Last month, activist investor fund Starboard Value LP revealed that it had acquired a 5.1% stake in Staples (SPLS). Considering that Starboard also owns a large stake in Staples' main rival -- Office Depot (ODP 4.85%) -- it was immediately clear that Starboard planned to push for a merger of the two office supply retailers.

On Tuesday, Starboard finally made its merger demands public in a letter to Staples Chairman and CEO Ron Sargent that was also released to the media. However, while a merger-focused strategy might be good from Starboard's perspective, it wouldn't necessarily benefit all Staples investors.

Making the case for a merger

In its letter, Starboard cites several Wall Street analyst notes estimating the synergies from a Staples-Office Depot merger at anywhere from $500 million to $1.7 billion. The letter also highlights Staples' poor stock performance over the past few years and warns that it could fall further if the company fails to pursue a merger with Office Depot.

Starboard Value LP wants Staples to merge with top rival Office Depot. 

Based on the massive synergies and Staples' lack of a compelling stand-alone plan, Starboard Value CEO Jeffrey Smith claims that the prospect of a merger "makes too much sense to ignore." He makes it clear that if Staples doesn't willingly explore a merger, Starboard will apply more pressure.

Staples responded later on Tuesday with a generic press release stating that its representatives have already spoken to Starboard Value on several occasions, and that the Staples board is always interested in ways to maximize shareholder value.

The elephant in the room

Nobody really disputes that a merged Staples-Office Depot would produce much better earnings than the two could achieve separately.

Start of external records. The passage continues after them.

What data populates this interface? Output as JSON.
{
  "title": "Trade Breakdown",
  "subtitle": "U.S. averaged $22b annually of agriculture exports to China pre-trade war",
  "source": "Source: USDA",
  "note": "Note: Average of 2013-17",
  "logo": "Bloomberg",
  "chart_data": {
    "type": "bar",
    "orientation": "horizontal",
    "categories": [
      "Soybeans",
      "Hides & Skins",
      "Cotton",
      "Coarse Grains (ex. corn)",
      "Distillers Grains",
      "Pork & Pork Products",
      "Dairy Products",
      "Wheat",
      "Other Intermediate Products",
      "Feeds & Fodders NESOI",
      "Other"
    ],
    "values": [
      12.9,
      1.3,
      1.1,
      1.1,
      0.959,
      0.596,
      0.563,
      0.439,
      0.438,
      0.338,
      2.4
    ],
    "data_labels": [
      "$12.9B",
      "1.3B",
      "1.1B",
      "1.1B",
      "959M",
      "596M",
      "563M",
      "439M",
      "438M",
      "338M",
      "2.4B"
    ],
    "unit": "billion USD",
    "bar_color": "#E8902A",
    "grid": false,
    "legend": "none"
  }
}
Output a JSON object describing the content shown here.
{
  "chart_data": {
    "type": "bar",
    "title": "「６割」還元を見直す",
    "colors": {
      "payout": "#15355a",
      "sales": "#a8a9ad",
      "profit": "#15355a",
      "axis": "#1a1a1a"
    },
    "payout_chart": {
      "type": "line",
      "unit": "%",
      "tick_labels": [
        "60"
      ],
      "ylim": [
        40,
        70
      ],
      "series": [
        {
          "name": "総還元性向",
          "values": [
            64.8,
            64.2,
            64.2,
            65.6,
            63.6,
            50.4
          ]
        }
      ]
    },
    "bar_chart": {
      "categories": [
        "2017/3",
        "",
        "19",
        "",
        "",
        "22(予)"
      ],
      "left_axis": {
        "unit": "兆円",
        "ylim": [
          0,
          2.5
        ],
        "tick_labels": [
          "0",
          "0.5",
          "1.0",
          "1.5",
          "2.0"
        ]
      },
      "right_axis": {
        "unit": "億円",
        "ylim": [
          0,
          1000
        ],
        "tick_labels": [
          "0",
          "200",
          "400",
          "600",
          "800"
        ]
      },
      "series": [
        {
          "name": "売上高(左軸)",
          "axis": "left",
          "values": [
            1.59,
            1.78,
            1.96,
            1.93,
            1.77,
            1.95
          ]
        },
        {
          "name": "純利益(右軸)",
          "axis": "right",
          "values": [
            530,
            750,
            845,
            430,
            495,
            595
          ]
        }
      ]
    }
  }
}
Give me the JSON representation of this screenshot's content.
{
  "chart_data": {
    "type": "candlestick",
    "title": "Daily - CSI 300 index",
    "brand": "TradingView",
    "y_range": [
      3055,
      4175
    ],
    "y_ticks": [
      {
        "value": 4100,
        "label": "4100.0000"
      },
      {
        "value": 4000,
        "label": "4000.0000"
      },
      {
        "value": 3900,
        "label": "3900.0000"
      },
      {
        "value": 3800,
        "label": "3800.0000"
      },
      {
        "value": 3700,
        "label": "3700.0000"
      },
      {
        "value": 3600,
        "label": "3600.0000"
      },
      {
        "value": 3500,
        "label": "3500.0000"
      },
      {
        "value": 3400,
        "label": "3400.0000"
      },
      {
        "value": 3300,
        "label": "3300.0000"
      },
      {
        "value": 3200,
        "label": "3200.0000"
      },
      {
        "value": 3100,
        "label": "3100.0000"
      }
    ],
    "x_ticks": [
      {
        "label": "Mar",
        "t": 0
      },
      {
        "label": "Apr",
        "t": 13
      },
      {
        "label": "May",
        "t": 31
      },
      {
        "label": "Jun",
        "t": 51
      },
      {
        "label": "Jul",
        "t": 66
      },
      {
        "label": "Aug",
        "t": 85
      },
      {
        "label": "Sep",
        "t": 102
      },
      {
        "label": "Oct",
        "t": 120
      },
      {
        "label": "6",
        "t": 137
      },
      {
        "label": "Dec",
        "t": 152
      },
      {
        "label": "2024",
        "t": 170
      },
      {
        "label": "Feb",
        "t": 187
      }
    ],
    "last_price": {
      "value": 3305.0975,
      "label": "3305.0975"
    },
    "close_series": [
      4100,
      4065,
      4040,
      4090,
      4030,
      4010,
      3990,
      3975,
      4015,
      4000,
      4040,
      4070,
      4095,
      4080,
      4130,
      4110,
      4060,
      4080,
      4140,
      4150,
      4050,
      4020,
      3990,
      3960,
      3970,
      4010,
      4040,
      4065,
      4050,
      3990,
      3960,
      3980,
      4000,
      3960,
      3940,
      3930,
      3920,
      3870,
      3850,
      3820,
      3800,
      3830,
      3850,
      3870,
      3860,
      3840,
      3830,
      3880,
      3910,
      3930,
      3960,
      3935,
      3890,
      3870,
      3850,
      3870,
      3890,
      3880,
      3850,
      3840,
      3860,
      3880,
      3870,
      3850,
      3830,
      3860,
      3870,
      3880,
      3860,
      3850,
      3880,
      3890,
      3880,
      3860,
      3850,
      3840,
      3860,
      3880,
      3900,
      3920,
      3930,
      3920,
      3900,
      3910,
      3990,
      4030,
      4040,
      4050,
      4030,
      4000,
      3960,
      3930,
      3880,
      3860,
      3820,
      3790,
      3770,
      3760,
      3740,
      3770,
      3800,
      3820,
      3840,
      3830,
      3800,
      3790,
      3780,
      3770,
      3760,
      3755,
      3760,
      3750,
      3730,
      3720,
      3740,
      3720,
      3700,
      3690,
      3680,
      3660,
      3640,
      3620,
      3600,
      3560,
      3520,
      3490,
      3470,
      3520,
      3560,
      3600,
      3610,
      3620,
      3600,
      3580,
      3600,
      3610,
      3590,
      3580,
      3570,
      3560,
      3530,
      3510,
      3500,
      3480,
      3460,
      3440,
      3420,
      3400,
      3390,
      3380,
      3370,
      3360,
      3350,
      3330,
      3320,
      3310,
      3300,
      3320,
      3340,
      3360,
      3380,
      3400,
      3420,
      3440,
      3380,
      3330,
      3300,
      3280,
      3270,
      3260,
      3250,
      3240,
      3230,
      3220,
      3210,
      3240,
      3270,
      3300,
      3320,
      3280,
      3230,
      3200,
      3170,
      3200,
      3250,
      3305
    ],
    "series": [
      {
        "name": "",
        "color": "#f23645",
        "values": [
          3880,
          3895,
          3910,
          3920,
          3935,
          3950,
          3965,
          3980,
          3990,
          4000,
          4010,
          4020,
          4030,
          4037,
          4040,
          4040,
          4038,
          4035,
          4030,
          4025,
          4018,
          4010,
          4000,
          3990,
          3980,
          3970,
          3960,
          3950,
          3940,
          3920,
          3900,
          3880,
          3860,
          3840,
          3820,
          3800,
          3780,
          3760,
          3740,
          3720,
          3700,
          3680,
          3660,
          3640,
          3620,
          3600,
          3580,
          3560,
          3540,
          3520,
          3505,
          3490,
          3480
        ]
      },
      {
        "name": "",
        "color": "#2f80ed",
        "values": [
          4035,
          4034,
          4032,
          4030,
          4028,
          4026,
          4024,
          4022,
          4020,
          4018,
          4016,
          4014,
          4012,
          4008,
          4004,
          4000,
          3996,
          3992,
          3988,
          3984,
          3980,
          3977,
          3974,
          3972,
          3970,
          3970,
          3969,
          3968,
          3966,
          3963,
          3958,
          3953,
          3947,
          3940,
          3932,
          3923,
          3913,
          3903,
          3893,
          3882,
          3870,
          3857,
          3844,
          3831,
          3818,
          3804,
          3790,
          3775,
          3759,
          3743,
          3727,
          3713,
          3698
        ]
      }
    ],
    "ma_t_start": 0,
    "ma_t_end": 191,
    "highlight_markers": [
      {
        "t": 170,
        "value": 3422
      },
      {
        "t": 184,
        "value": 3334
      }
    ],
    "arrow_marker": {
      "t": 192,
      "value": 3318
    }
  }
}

Merging the two companies would create opportunities for additional overhead reductions and store closures. Gross margin would probably improve, too, thanks to lower competition.

However, even if Staples and Office Depot both wanted to merge, there's no guarantee that they would actually be able to do so. The real question is not whether a Staples-Office Depot merger would be good for shareholders, but whether regulators would permit a merger in the first place.

The FTC allowed Office Depot and OfficeMax to merge, but it might oppose a merger with Staples.

In this regard, the FTC's 2013 decision to permit Office Depot and OfficeMax to merge has gotten a lot of attention. Whereas the FTC had blocked a proposed Staples-Office Depot merger in 1997, it allowed Office Depot and OfficeMax to merge based on evidence that office supply superstores now faced competition from other sources.

Merger advocates may be reading too much into the decision, though. In 2013, Office Depot and OfficeMax were each less than half the size of Staples and struggling to stay profitable. Without a merger, one or both may have eventually folded. Allowing the two to merge to become a more viable competitor to Staples was a no-brainer.

By contrast, merging Staples and Office Depot would turn two viable competitors into a $38 billion office supply giant. Even though people can also get office supplies from Wal-Mart or various e-commerce outlets, the FTC still might balk at letting the two remaining national office supply superstores merge.

A potentially costly distraction

This is why pursuing a merger is a dicey proposition for Staples. First, Staples would have to offer a significant premium over Office Depot's current stock price to entice its management, board, and shareholders to support the merger.

Second, Office Depot would probably demand a break-up fee amounting to hundreds of millions of dollars. This would compensate it for the likely disruption to its current merger integration process that would be caused by planning for a merger with Staples. If federal regulators were to block a proposed merger, Staples would have to pay this fee.

Neither of these things are problems for Starboard, as it owns 10% of Office Depot. That stake will allow it to profit from any merger premium that Staples might offer. Even in a failed merger scenario, where Staples had to pay a break-up fee, Starboard would come out ahead because it owns a larger percentage of Office Depot than of Staples.

However, for Staples investors who don't own Office Depot stock, the calculus is different. If regulators were to block a proposed merger, forcing Staples to pay a big break-up fee, Staples would be back to square one in terms of turnaround planning and would have strengthened its main rival.

Starboard Value can profit from an attempted Staples-Office Depot merger, regardless of whether it ultimately gains regulatory approval. For most shareholders, that's not true. Staples needs to carefully weigh the risk of having a merger attempt blocked against the potential reward of becoming the only major office-supply chain in the U.S.